Upcoming event: “Discussing the Forced Sterilization of Detained Immigrants”

Discussing the Forced Sterilization of Detained Immigrants
Tuesday, November 10 from 7 – 8pm EST
Register at https://bit.ly/HIP_Panel

Project South, alongside various partner organizations, recently submitted an OIG complaint alleging serious medical misconduct, such as medical neglect, lack of COVID-19 testing and reporting, the shredding of medical request forms, fabrication of medical records, and forced sterilizations, against detained people within Irwin Detention Center. While the mistreatment of detained people is not new, these current practices reveal even more unsettling ways the state forcibly regulates people’s bodies, namely people of color and trans/gender non-conforming individuals in detention.

Please join HIP and a panel of speakers in discussing the recent actions and its implications on future ICE behavior. The panel will feature Azadeh Shahshahani from Project South, Dr. Altaf Saadi from Physicians for Human Rights, Lynly Egyes from the Transgender Law Center, and will be moderated by our Program’s Sameer Ahmed.

This event is co-sponsored by the Alliance for Reproductive Justice, Center for Health Law and Policy Innovation, HLS Health Law Society, Harvard Immigration and Refugee Clinical Program, and the Crimmigration Clinic.

About the speakers:

Azadeh Shahshahani is the Legal & Advocacy Director at Project South and has worked for a number of years in the U.S. South to protect and defend immigrants and Muslim, Middle Eastern, and South Asian communities. She previously served as president of the National Lawyers Guild and as National Security/Immigrants’ Rights Project Director with the ACLU of Georgia. She is the author or editor of several human rights reports, including a 2017 report titled “Imprisoned Justice: Inside Two Georgia Immigrant Detention Centers,” as well as law review articles and book chapters focused on racial profiling, immigrants’ rights, and surveillance of Muslim-Americans. Her writings have appeared in the Guardian, the Nation, MSNBC, USA Today, Aljazeera, and HuffPost, among others. Azadeh is the recipient of numerous awards, including the Shanara M. Gilbert Human Rights Award from the Society of American Law Teachers, the US Human Rights Network Human Rights Movement Builder Award, the American Immigration Lawyers Association Advocacy Award, and has been recognized as an Abolitionist by the Antiracist Research and Policy Center at American University & the Frederick Douglass Family Initiatives.

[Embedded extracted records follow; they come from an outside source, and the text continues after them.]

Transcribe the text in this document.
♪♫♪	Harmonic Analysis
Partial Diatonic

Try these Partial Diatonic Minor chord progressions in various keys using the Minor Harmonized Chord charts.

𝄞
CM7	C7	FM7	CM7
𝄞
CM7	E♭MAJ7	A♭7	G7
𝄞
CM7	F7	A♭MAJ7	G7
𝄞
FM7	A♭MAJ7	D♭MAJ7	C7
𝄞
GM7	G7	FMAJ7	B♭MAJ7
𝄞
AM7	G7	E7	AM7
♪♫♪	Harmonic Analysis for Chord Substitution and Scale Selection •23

Altaf Saadi, MD, MSc is a general academic neurologist at Massachusetts General Hospital (MGH) and instructor of neurology at Harvard Medical School. She is also associate director of the MGH Asylum Clinic. Her research is focused on health disparities and social and structural determinants of health among racial/ethnic minorities, immigrants, and refugees. One of her projects focused on understanding how hospitals and health care facilities can ensure that all patients feel safe when accessing health care, regardless of their immigration status, exploring the concept of “sanctuary” and “safe spaces” in the clinical setting. As an asylum evaluator for the PHR Asylum Network, Dr. Saadi has conducted evaluations for individuals in the community and in immigration detention centers. She has also assessed the medical conditions of confinement in immigration detention at facilities in California and Texas, including with Human Rights First and Disability Rights California. Her academic work has been published in the British Medical Journal, JAMA, JAMA Network Open, and Neurology, among other publications, and her personal writing in Boston NPR’s CommonHealth Blog, the Huffington Post, the Los Angeles Times, STAT News, and Undark Magazine. Her work has also received media coverage in the Christian Science Monitor, Reuters, and Salon.

Lynly S. Egyes is the Legal Director at Transgender Law Center. Prior to joining TLC, Lynly was the Legal Director at the Sex Workers Project (SWP) at the Urban Justice Center. During her eight years at SWP, Lynly provided legal services to sex workers and survivors of trafficking. Lynly launched SWP’s LGBT anti-trafficking program and created SWP’s Rapid Court Response Program in response to the police profiling of Translatina women in Queens.  In 2014, Lynly began volunteering in Family Detention Centers representing sex workers, trafficking victims and LGBTQ community members.  Lynly is a trained facilitator with over 15 years of experience facilitating trainings throughout the United States and Mexico.  She authored chapters in Broadening the Scope of Human Trafficking and Social Work Practice and co-authored the report Immigration on ICE: A Report on Immigration Home Raids Operations.